Slashdot Mirror

← Back to Stories (view on slashdot.org)

How To Prevent the Next Heartbleed

Posted by timothy on from the leave-your-comment-in-the-form-of-an-exploit dept.

dwheeler (321049) writes "Heartbleed was bad vulnerability in OpenSSL. My article How to Prevent the next Heartbleed explains why so many tools missed it... and what could be done to prevent the next one. Are there other ways to detect these vulnerabilities ahead-of-time? What did I miss?"

4 of 231 comments (clear)

  1. Re:How about by zr · · Score: 4, Informative

    about as effective as sunshine and puppies.

  2. Re:Static analysis by Krishnoid · · Score: 4, Informative

    Coverity has a blog post describing the problem and why their static analysis methods currently can't detect it.

  3. Re:How about by Dahamma · · Score: 4, Informative

    I have personally ported OpenSSL to at least 6 embedded systems, one of which was so proprietary they wrote their own C/C++ compiler. Good luck finding an Ada compiler for that.

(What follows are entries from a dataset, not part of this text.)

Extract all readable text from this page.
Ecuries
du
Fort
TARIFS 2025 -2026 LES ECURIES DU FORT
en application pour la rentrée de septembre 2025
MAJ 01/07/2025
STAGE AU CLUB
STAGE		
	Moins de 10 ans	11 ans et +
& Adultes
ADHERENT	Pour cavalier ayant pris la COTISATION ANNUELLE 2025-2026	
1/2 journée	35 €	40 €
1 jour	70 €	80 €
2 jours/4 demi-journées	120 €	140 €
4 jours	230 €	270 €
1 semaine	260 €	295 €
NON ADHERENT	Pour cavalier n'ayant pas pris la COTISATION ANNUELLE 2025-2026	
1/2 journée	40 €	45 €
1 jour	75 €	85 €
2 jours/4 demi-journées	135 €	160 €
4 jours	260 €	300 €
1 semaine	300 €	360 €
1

    his makes it great for low-level, performance sensitive programs like OSes, compilers,

    Aaand... performance sensitive like, say... crypto? There isn't much code more performance sensitive than crypto libraries, which is one of OpenSSL's main uses. In fact, there are a whole bunch of native assembler implementations for x86, MIPS, ARM, PPC, etc to achieve that low level performance. Clearly you have never actually looked at the OpenSSL code base...

  4. Re:How about by kthreadd · · Score: 3, Informative

    If your web server is pushing out lots of https traffic then yes it is performance sensitive.